Mencoba untuk kembali fokus terhadap tujuan awalnya, Chan menerobos masuk ke dalam ruangan dengan kepanikan yang terpancar jelas pada wajah tampannya. "Terserah, terserah kalian mau bicara apa dan menggodaku kapan saja, tapi jangan sekarang! kalian harus ikut denganku untuk menghadapi situasi tak masuk akal yang saat ini terjadi!" ujarnya.

Kimhan nampak belum juga jera. "Seperti apa? kau membutuhkan kawan diskusi untuk urusan ranjang? apa ibu suri menendangmu keluar karena kau kurang memuask- AWH! sakit! jangan tarik rambutku, aku bisa botak!" pekiknya seraya berusaha untuk melepaskan diri dari cengkraman Chan.

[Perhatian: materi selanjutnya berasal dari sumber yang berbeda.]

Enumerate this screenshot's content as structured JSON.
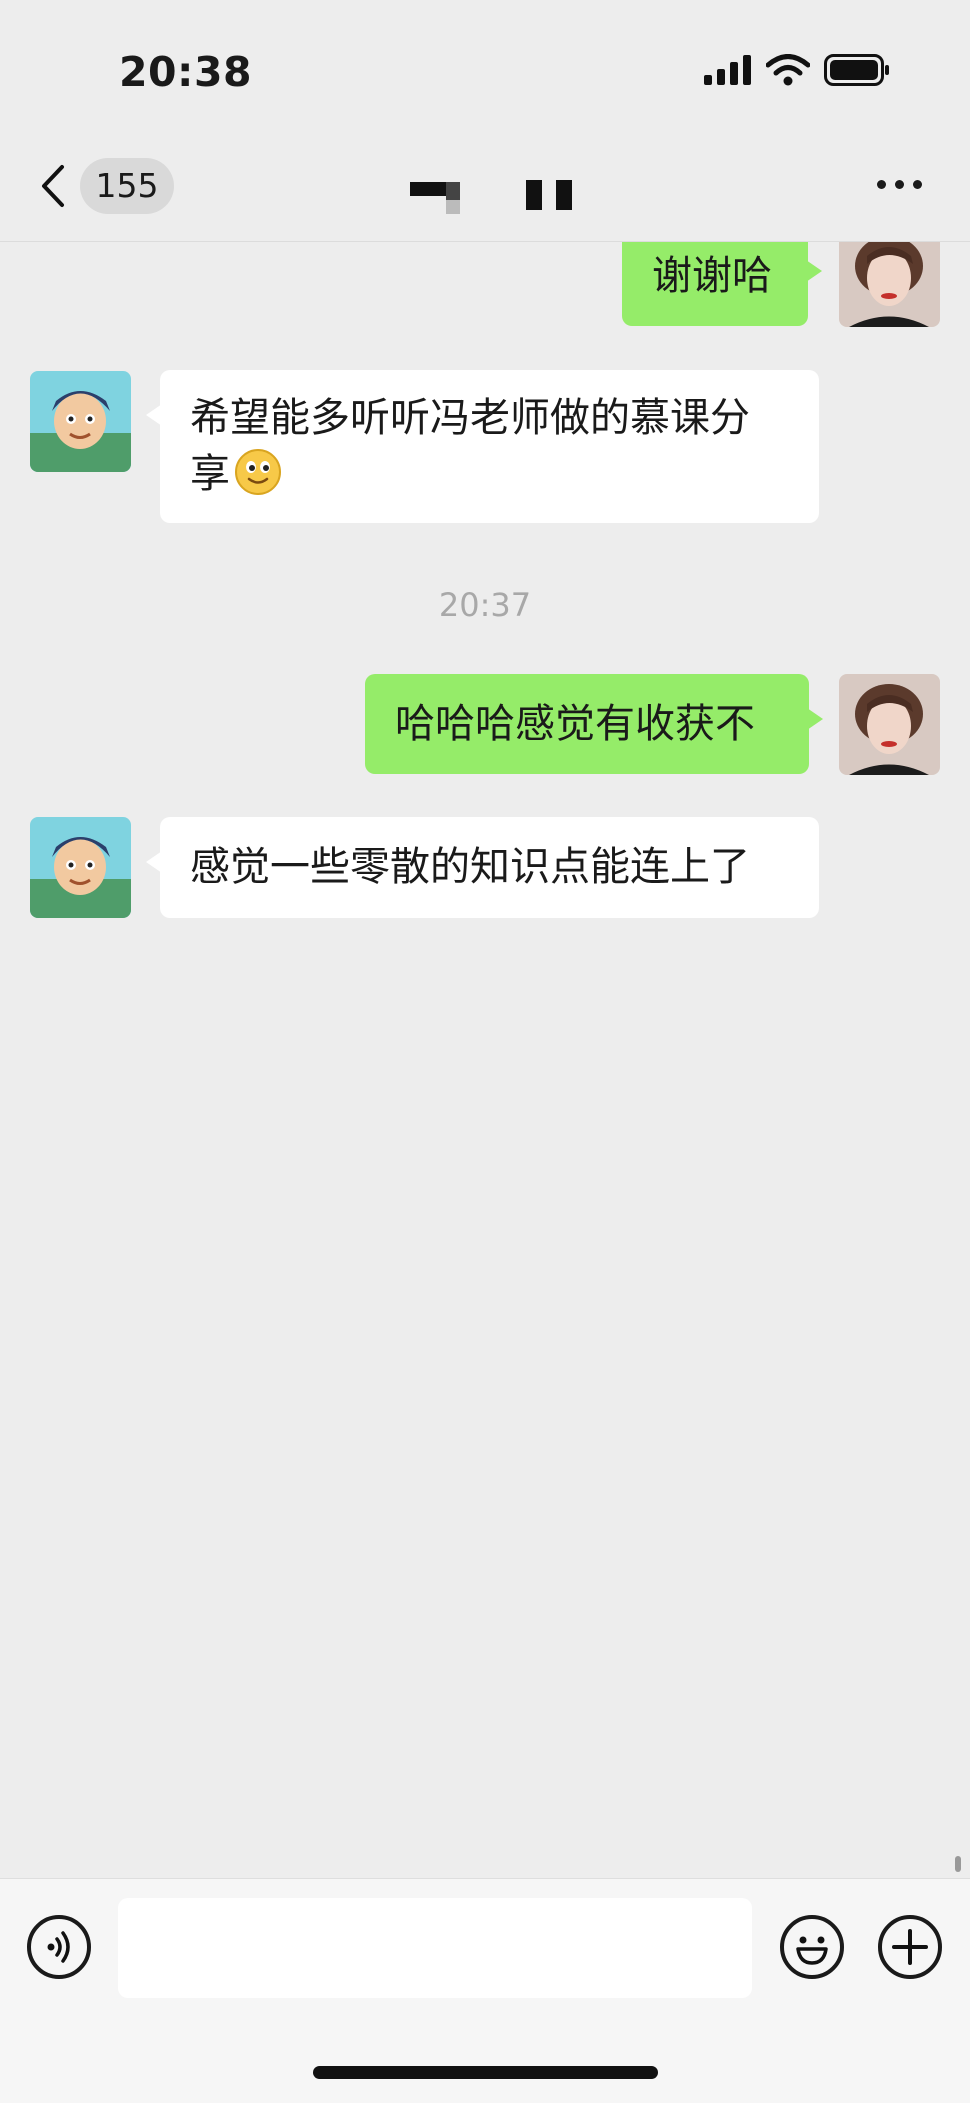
{
  "status_bar": {
    "time": "20:38"
  },
  "nav": {
    "unread_count": "155"
  },
  "messages": [
    {
      "side": "me",
      "text": "谢谢哈"
    },
    {
      "side": "them",
      "text_line1": "希望能多听听冯老师做的慕课分",
      "text_line2": "享"
    },
    {
      "side": "me",
      "text": "哈哈哈感觉有收获不"
    },
    {
      "side": "them",
      "text": "感觉一些零散的知识点能连上了"
    }
  ],
  "timestamp": "20:37",
  "colors": {
    "my_bubble": "#95ec69",
    "their_bubble": "#ffffff",
    "background": "#ededed"
  },
  "icons": [
    "back-chevron-icon",
    "more-icon",
    "voice-icon",
    "emoji-icon",
    "plus-icon",
    "smile-emoji-icon",
    "signal-icon",
    "wifi-icon",
    "battery-icon"
  ]
}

Di tengah kekacauan yang terjadi, Anakinn bangkit dan mendapati bahwa ada eksistensi lain yang mengikuti keadaan Chan dan berjaga di hadapan ruangan saat ini. "Big? ada apa? kenapa kau membawa Phoenix kesini? apa terjadi penyerangan di istana?" tanyanya mendekat ke arah pintu.

Sanjung penghormatan pun diberikan oleh Big sebelum pria alpha itu kembali tegap untuk menatap si lawan bicara. "Mohon maaf kami mengganggu waktu anda, Tuan Anakinn. Tapi saat ini, sesuatu yang genting telah terjadi. Seorang ilmuwan dari akademi yang melakukan ekspedisi tanaman obat di hutan perbatasan tiba-tiba saja dikejutkan dengan adanya pancaran cahaya misterius yang menyilaukan pandangan layaknya mentari. Beberapa saat setelahnya, ia berjalan ke tengah hutan dan mendapati bahwa portal yang telah hilang selama bertahun-tahun kini kembali tersedia," ujarnya.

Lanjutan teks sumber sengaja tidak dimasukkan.